NVIDIA Nemotron 3 Ultra: where it fits
NVIDIA's open-weight reasoning flagship (about 550B total, 55B active) — the most capable open model from a US lab, built for long-running agents. Released June 4, 2026 by NVIDIA, it is built for the most capable open-weight model from a US lab (Artificial Analysis Intelligence Index of about 48), fast, efficient long-horizon agentic reasoning via a hybrid Mamba-Transformer design, a fully open release — weights, training data, and recipes under a permissive license, and strong coding for an open model (SWE-Bench Verified in the high 60s).
Its trade-offs: trails the best Chinese open models on overall intelligence, and a 550B mixture-of-experts is heavy to self-host, and the 1M context is rarely served in full. As an open-weight model, its running cost is your own hardware rather than a per-token fee.
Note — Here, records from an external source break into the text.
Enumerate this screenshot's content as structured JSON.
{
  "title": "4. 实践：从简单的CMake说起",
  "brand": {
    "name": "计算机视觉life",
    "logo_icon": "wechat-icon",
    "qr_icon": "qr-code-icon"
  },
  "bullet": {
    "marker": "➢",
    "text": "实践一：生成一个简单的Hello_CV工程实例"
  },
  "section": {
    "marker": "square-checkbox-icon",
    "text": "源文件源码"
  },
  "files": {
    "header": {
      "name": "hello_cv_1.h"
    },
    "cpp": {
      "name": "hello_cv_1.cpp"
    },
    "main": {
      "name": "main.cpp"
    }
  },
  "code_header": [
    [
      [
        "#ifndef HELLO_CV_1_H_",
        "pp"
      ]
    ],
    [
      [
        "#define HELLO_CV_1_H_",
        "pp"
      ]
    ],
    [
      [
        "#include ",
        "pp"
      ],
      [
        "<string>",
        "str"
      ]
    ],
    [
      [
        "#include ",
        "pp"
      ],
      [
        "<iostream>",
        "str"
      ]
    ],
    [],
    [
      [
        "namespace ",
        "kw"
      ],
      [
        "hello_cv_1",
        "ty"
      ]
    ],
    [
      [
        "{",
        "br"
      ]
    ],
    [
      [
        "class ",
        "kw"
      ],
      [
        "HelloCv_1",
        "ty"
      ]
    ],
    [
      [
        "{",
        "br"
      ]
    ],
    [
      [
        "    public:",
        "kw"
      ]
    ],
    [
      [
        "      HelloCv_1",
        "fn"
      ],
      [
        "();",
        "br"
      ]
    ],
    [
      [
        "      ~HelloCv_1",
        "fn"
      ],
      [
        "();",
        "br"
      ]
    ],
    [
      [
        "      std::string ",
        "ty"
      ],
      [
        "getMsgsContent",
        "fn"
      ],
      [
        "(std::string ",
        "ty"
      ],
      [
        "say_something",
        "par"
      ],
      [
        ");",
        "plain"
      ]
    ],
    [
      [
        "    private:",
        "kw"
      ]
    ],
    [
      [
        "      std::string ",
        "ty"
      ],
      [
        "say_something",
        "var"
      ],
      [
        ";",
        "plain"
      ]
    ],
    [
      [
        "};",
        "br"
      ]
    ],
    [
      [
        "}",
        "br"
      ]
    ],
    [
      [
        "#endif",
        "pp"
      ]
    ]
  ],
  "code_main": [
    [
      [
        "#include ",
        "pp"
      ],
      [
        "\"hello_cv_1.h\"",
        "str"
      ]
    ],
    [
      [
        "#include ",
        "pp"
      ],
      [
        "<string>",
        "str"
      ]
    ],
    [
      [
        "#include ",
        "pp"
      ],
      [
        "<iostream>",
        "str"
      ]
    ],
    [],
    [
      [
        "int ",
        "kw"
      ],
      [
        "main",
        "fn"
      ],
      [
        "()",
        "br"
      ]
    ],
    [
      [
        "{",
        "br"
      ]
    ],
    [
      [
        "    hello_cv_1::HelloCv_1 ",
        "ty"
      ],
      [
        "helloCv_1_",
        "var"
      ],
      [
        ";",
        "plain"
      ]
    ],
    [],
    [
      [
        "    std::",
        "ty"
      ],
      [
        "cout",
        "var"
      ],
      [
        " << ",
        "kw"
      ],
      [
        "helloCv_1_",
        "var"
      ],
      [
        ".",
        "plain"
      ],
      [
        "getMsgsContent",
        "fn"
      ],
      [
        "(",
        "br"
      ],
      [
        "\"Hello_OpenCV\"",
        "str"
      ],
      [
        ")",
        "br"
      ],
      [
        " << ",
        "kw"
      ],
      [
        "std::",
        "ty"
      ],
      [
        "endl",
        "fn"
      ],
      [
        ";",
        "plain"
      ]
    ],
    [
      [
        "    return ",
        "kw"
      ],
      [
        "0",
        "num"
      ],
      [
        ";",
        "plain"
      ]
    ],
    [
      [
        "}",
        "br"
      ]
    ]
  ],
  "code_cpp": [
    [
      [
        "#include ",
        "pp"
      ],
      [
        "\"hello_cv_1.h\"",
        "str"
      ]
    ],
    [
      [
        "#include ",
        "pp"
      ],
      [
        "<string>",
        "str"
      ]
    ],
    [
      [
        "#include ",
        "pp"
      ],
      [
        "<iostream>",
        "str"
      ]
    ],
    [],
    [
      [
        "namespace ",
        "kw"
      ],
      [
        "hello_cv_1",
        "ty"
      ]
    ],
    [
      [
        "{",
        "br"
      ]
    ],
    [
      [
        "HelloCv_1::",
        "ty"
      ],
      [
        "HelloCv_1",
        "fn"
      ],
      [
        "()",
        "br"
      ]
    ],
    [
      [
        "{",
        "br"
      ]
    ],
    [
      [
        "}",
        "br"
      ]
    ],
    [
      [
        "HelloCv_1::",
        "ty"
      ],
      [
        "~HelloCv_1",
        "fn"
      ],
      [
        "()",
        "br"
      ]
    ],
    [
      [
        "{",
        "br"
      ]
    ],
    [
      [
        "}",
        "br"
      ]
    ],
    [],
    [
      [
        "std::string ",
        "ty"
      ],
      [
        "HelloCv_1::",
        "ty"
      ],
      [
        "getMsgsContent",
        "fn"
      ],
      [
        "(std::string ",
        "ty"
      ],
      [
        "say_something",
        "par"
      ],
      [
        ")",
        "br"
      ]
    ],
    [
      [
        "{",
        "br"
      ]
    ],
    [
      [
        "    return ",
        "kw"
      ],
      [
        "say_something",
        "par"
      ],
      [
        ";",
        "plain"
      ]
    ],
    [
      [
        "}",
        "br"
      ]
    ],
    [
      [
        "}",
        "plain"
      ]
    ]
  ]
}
The bottom line for this matchup
The defining split here is open vs. closed. NVIDIA Nemotron 3 Ultra gives you weights you control — self-host it, fine-tune it, keep data in-house, pay only for hardware. GPT-4.1 Mini gives you a managed, always-updated API with no infrastructure to run. Teams with GPUs, privacy requirements, or huge volume often favour the open model; teams that want zero ops and the latest capabilities favour the closed one. Capability is close enough that this operational question, not the benchmark, usually decides it.
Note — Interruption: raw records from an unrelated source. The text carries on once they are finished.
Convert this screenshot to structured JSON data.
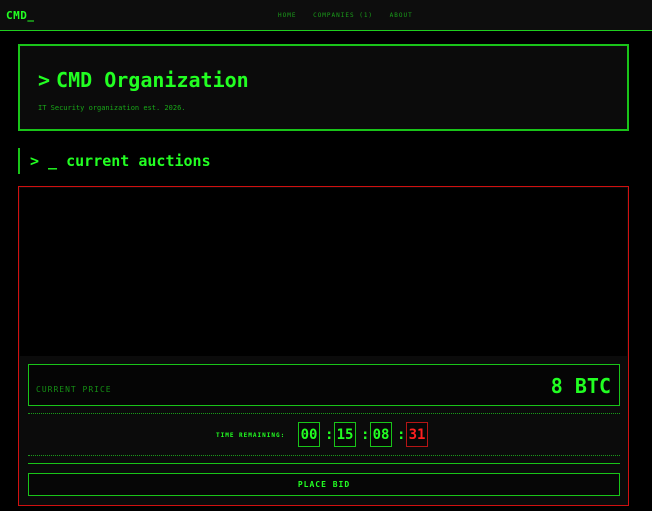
{
  "header": {
    "logo": "CMD_",
    "nav": [
      "HOME",
      "COMPANIES (1)",
      "ABOUT"
    ]
  },
  "hero": {
    "caret": ">",
    "title": "CMD Organization",
    "subtitle": "IT Security organization est. 2026."
  },
  "section": {
    "title": "> _ current auctions"
  },
  "auction": {
    "price_label": "CURRENT PRICE",
    "price_value": "8 BTC",
    "timer_label": "TIME REMAINING:",
    "timer": [
      "00",
      "15",
      "08",
      "31"
    ],
    "separator": ":",
    "bid_label": "PLACE BID"
  },
  "colors": {
    "accent": "#22ff22",
    "alert": "#ff2020",
    "background": "#000000"
  }
}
Want both GPT-4.1 Mini and NVIDIA Nemotron 3 Ultra without two subscriptions? LumiChats gives you these plus 40+ models under one ₹69/day pass (about $1/day) — draft with one, cross-check with the other.
Is GPT-4.1 Mini or NVIDIA Nemotron 3 Ultra better for coding?
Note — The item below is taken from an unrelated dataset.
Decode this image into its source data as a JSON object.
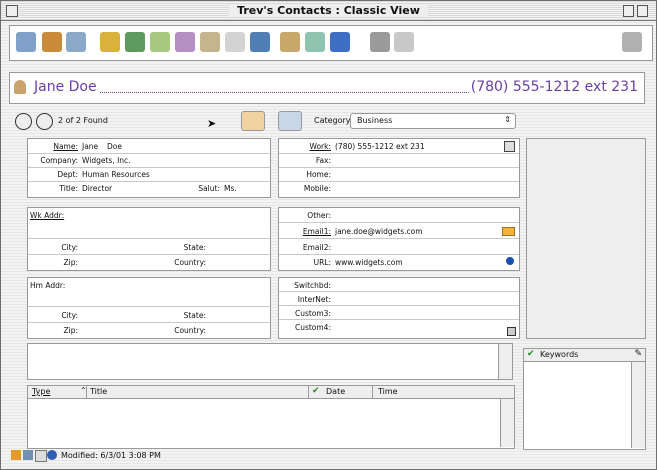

Public SWE-Bench figures are not available for NVIDIA Nemotron 3 Ultra, so the honest test is your own repository — run an identical real bug through both. By design, GPT-4.1 Mini leans toward very cheap high-volume text work at $0.40 in / $1.60 out per million tokens while NVIDIA Nemotron 3 Ultra leans toward the most capable open-weight model from a us lab (artificial analysis intelligence index of about 48), and that positioning usually predicts which feels better on your codebase.
Which is cheaper, GPT-4.1 Mini or NVIDIA Nemotron 3 Ultra?
NVIDIA Nemotron 3 Ultra is open-weight, so self-hosting means no per-token fee (you pay for hardware instead), while GPT-4.1 Mini is API-metered at $0.4/$1.6 per 1M tokens. For most teams without GPUs, the API model is cheaper to start; at very high volume, self-hosting can win.
Which has the bigger context window?
Effectively neither — 1M vs 1M is a difference of a few percent. Remember advertised ≠ usable: recall typically degrades before the ceiling.
Can I use both GPT-4.1 Mini and NVIDIA Nemotron 3 Ultra together?
Yes — a multi-model platform like LumiChats gives you GPT-4.1 Mini, NVIDIA Nemotron 3 Ultra and 40+ others under one ₹69/day pass (about $1/day), so you can draft with one and cross-check with the other instead of buying two subscriptions.
Which is newer, GPT-4.1 Mini or NVIDIA Nemotron 3 Ultra?
NVIDIA Nemotron 3 Ultra — released June 4, 2026, about 14 months after GPT-4.1 Mini.
Specifications and benchmarks reflect publicly reported figures as of June 2026 and may change as providers release updates. Always verify on your own workload.